In an article in Animal People, journalist Merritt Clifton examines what happened when animal rights philosopher Tom Regan co-opted Dr. Martin Luther King's famous I Have a Dream speech for the 1990 March for the Animals in Washington D.C.


Regan in no way intended to offend. But, writes Clifton, "he might have first considered the words of W. B. Allen, then chairman of the U.S. Commission on Civil Rights, who objected to the implied analogy: 'Now that we have finally recognized that American blacks have rights, we need to do the same for animals.'


"As Allen saw it, this analogy 'threatens to undermine all we have accomplished in the way of articulating and safeguarding a common standard of citizenship. It irresistibly draws the mind to assimilate the status of blacks to that of animals - as a mere project of charity, of humaneness, in the society at large.'"

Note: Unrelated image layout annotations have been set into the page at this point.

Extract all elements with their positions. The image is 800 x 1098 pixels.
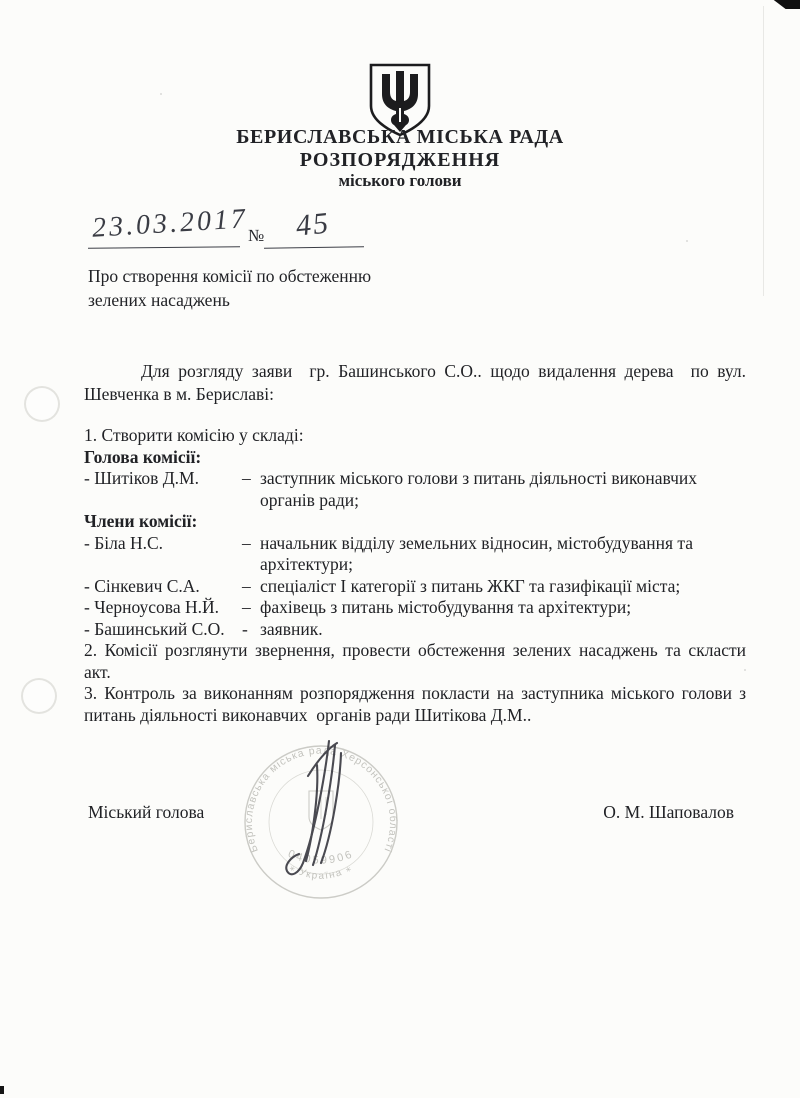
member-name: - Черноусова Н.Й.: [84, 597, 242, 619]
member-row: - Черноусова Н.Й. – фахівець з питань мі…: [84, 597, 746, 619]
item-1: 1. Створити комісію у складі:: [84, 425, 746, 447]
commission-head-label: Голова комісії:: [84, 447, 746, 469]
member-role: фахівець з питань містобудування та архі…: [260, 597, 746, 619]
scan-speck: [160, 93, 162, 95]
member-dash: -: [242, 619, 260, 641]
member-role: заступник міського голови з питань діяль…: [260, 468, 746, 511]
member-dash: –: [242, 468, 260, 511]
scan-speck: [686, 240, 688, 242]
scanned-document-page: БЕРИСЛАВСЬКА МІСЬКА РАДА РОЗПОРЯДЖЕННЯ м…: [0, 0, 800, 1098]
document-subtype: міського голови: [0, 171, 800, 191]
number-underline: [264, 246, 364, 248]
member-dash: –: [242, 576, 260, 598]
document-type-title: РОЗПОРЯДЖЕННЯ: [0, 149, 800, 172]
document-subject: Про створення комісії по обстеженню зеле…: [88, 264, 371, 312]
organization-name: БЕРИСЛАВСЬКА МІСЬКА РАДА: [0, 126, 800, 149]
date-number-line: 23.03.2017 № 45: [88, 206, 488, 258]
subject-line-1: Про створення комісії по обстеженню: [88, 264, 371, 288]
round-seal-stamp-icon: Бериславська міська рада Херсонської обл…: [213, 731, 429, 941]
handwritten-date: 23.03.2017: [91, 203, 249, 244]
scan-edge-artifact: [0, 1086, 4, 1094]
signer-name: О. М. Шаповалов: [603, 802, 734, 823]
member-row: - Башинський С.О. - заявник.: [84, 619, 746, 641]
member-row: - Біла Н.С. – начальник відділу земельни…: [84, 533, 746, 576]
member-dash: –: [242, 533, 260, 576]
member-name: - Башинський С.О.: [84, 619, 242, 641]
subject-line-2: зелених насаджень: [88, 288, 371, 312]
stamp-graphic: Бериславська міська рада Херсонської обл…: [243, 745, 399, 898]
item-3: 3. Контроль за виконанням розпорядження …: [84, 683, 746, 726]
intro-paragraph: Для розгляду заяви гр. Башинського С.О..…: [84, 360, 746, 406]
number-sign: №: [248, 226, 264, 246]
hole-punch-mark: [21, 678, 57, 714]
handwritten-number: 45: [294, 206, 331, 243]
member-name: - Сінкевич С.А.: [84, 576, 242, 598]
member-role: заявник.: [260, 619, 746, 641]
member-dash: –: [242, 597, 260, 619]
member-name: - Шитіков Д.М.: [84, 468, 242, 511]
document-body: Для розгляду заяви гр. Башинського С.О..…: [84, 360, 746, 726]
member-role: спеціаліст І категорії з питань ЖКГ та г…: [260, 576, 746, 598]
hole-punch-mark: [24, 386, 60, 422]
commission-members-label: Члени комісії:: [84, 511, 746, 533]
member-row: - Сінкевич С.А. – спеціаліст І категорії…: [84, 576, 746, 598]
scan-corner-artifact: [768, 0, 800, 9]
member-role: начальник відділу земельних відносин, мі…: [260, 533, 746, 576]
commission-head-row: - Шитіков Д.М. – заступник міського голо…: [84, 468, 746, 511]
member-name: - Біла Н.С.: [84, 533, 242, 576]
item-2: 2. Комісії розглянути звернення, провест…: [84, 640, 746, 683]
signer-position: Міський голова: [88, 802, 204, 823]
date-underline: [88, 246, 240, 249]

Whether or not whites make that association themselves (and most likely they don't) is of little consequence. It strikes a very wrong note in a community that already feels that their place in society still isn't truly equal.


And those cultural misunderstandings and cultural fears are undermining the core mission: to ensure that all animals everywhere can live in a happy, safe, caring environment with people who respect and love them.


"The humane community needs to look at it not as a black or white issue, or who isn't involved," says Noel. "It's for the animals. It's for the ones without voices. That's the message that needs to be conveyed, and that's a message that needs to incorporate everyone."